With little dissent, the citizenry, leaders and the international community believe this is the prescription for the malaise brought about by the electoral dispute.

But right at the outset, and in the counsel of the chief mediator and former UN secretary general, Dr Kofi Annan, we must stay the course. The job is only half-done, but as the President said, the coming together by the two dominant parties, was the harder part.

However, as commentators have argued, sticking together could be the hardest but inevitably it is what the nation needs. No matter the disagreements on the way ahead, and the solutions to the afflictions, particularly closing up the ethnic fissures brought about by the electoral dispute, the parties must put the nation first.

The in-tray of the new Cabinet is overflowing. The first agenda is resettling the displaced, rotting away in the squalor of refugee camps. There is also the equally tricky task of giving Kenya a new constitution in a year. Tricky because we will be trying to achieve in a year what we have sought and failed in 15 years.

There are also the complicated tasks of uniting the country, rebuilding the economy and addressing the historical injustices that have scarred the nation right from Independence.

Equally demanding is the delicate task of ensuring justice for the murdered, displaced and dispossessed. There is also the onerous task of restructuring and strengthening our institutions of governance to avert the recurrence of the bloodletting over which the Prime Minister quipped: "We have been to hell and back.’’

But of immediate urgency is the need for the Cabinet to work as one. It is the nation’s mosaic, reflecting its face of diversity and rich heritage. If it fails on this score, the nation will not only be stuck in the mud, but could easily degenerate into the category of Africa’s failed states.

Beyond the good speeches the nation strongly believes, as both the President and Prime Minister said, success or failure depends on the amount of goodwill every leader will invest in this process.

It requires word and deed, goodwill and dedication. The worst that could happen is for our leaders to walk into the Cabinet buoyed by the anger and bitterness that snowballed during the haggling over ministries and ‘portfolio balance’.

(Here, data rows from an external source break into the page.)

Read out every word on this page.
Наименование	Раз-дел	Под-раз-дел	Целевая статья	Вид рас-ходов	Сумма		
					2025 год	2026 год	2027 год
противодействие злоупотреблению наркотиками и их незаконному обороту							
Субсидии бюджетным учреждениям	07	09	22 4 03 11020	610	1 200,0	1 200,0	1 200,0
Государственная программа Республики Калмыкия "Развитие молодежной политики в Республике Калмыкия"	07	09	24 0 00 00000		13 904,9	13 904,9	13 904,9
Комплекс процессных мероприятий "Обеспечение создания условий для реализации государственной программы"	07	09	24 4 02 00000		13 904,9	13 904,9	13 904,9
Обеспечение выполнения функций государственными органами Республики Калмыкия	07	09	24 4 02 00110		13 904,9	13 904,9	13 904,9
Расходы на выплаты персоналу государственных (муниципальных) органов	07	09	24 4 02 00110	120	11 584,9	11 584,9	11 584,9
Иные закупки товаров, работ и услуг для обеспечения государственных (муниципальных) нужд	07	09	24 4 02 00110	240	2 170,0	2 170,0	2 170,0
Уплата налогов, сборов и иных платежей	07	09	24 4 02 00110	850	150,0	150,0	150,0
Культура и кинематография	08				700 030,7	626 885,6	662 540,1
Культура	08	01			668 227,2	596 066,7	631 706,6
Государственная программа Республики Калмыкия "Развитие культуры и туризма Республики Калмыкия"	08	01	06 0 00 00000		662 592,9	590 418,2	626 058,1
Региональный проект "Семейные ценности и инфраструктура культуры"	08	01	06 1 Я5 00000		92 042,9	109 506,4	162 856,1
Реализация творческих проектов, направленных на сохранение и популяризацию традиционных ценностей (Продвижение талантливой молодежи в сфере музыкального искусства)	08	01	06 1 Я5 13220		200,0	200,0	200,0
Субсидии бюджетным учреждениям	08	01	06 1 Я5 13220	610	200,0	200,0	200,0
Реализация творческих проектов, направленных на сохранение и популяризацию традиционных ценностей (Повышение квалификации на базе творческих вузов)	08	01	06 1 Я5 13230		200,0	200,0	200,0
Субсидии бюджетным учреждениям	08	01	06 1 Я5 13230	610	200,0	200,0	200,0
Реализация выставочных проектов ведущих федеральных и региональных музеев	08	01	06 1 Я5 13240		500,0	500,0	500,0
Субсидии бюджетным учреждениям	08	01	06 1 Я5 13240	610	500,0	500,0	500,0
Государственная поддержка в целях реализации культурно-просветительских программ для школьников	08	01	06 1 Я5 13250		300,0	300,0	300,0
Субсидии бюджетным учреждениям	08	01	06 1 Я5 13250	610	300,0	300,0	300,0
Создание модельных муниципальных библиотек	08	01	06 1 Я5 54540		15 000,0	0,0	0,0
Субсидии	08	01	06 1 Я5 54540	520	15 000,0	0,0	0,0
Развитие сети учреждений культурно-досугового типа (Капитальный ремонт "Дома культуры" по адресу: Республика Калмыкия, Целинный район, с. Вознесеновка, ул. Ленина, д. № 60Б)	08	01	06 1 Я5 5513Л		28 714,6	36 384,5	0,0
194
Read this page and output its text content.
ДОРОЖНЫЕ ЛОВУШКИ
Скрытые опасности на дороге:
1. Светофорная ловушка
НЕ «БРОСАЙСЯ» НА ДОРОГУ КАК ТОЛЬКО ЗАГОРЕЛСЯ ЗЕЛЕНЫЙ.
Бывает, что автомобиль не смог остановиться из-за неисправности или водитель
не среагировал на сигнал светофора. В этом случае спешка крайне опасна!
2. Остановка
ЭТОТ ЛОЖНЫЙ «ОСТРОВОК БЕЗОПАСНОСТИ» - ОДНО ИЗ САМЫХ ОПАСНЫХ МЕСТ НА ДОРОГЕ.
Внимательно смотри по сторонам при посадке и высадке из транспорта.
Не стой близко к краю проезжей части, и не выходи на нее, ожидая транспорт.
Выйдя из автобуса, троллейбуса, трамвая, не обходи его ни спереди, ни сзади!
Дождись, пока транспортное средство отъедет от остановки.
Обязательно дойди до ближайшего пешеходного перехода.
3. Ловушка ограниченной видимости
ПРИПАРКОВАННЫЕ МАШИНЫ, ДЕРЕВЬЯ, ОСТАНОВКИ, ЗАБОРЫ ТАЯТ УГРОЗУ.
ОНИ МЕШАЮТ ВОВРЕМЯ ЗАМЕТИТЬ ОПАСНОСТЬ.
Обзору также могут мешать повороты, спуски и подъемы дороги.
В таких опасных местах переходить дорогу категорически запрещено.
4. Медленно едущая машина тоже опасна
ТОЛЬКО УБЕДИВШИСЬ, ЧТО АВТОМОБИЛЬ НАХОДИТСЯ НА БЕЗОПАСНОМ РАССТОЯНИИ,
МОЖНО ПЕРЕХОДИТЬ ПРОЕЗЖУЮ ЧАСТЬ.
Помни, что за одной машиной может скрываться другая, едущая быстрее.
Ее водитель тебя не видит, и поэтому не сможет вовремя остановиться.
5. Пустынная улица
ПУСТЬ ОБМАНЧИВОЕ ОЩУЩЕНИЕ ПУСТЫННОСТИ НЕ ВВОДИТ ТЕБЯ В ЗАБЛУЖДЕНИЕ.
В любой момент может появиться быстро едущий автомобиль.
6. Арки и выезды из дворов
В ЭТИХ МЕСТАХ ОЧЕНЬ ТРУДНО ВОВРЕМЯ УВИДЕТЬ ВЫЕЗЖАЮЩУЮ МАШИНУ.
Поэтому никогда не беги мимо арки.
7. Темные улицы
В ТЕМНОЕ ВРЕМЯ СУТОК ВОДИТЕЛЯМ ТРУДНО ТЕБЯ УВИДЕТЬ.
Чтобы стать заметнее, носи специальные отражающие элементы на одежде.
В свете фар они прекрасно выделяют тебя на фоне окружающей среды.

It will be tragic if the leaders stir the embers of bitterness, or on the flip side, operate as winners on one side and losers on the other. In this game, there is no winner or loser, just equal partners out to salvage the nation.

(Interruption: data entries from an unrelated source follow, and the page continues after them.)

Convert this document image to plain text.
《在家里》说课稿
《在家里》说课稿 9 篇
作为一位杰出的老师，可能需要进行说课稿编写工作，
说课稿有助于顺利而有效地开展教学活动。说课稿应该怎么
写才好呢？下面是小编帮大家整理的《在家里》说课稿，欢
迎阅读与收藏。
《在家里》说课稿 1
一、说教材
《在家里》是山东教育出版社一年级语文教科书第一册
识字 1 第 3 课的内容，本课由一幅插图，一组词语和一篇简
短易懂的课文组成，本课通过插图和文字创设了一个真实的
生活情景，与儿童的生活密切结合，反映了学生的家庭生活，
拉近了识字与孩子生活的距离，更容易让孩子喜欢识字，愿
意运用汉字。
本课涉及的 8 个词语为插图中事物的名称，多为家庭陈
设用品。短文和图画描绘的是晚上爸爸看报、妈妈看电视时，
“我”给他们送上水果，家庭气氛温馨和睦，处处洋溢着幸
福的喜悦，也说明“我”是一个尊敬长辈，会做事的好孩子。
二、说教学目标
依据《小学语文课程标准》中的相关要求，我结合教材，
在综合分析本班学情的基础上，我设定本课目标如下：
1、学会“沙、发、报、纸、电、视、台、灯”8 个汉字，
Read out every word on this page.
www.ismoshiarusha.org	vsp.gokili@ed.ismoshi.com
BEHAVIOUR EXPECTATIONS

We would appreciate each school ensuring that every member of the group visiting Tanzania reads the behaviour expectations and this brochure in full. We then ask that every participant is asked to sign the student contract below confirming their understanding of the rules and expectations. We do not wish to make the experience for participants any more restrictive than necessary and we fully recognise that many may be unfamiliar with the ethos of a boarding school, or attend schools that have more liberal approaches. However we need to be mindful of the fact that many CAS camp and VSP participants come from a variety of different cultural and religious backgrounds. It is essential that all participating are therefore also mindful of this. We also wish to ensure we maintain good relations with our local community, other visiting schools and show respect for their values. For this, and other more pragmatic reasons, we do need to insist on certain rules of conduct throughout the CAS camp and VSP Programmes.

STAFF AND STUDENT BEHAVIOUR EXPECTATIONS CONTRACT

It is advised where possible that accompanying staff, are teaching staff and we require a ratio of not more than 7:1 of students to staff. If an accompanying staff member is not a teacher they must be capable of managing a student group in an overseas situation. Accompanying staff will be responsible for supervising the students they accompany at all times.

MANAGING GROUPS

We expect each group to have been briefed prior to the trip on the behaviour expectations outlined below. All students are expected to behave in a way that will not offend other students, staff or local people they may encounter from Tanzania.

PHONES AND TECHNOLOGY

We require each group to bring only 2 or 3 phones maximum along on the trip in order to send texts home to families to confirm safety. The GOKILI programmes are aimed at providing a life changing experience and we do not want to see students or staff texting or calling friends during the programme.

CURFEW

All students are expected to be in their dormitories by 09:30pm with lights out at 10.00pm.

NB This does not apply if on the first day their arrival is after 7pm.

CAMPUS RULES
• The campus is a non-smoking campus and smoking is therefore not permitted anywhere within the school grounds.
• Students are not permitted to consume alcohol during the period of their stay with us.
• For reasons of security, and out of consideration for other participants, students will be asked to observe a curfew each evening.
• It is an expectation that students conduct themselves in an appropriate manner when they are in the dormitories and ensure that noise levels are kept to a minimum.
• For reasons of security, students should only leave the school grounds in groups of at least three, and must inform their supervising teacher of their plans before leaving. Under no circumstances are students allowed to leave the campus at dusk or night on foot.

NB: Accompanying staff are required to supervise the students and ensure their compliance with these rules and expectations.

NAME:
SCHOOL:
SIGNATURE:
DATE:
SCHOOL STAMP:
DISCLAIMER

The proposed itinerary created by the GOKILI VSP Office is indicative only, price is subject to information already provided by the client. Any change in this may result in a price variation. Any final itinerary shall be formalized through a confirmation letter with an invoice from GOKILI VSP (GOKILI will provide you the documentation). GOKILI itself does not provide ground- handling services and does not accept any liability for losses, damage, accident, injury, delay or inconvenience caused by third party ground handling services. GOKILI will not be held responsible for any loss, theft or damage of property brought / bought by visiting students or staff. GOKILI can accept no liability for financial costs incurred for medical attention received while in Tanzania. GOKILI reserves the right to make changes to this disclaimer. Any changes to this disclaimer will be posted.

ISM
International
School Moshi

The rest of us as individual and corporate citizenry must never blink – we must keep our leaders on the toes. We must remind them where we are coming from and where we are going.

Every Kenyan patriot must always remember Frederick Douglass’ tutelage: "Those who profess to favour freedom and yet deprecate agitation, are people who want crops without ploughing the ground; they want rain without thunder and lightning; they want the ocean without the roar of its many waters. The struggle may be a moral one, or it may be a physical one, or it may be both. But it must be a struggle. Power concedes nothing without a demand; it never has and it never will."

Our job is clearly cut out. Eternal vigilance is the price we pay for freedom.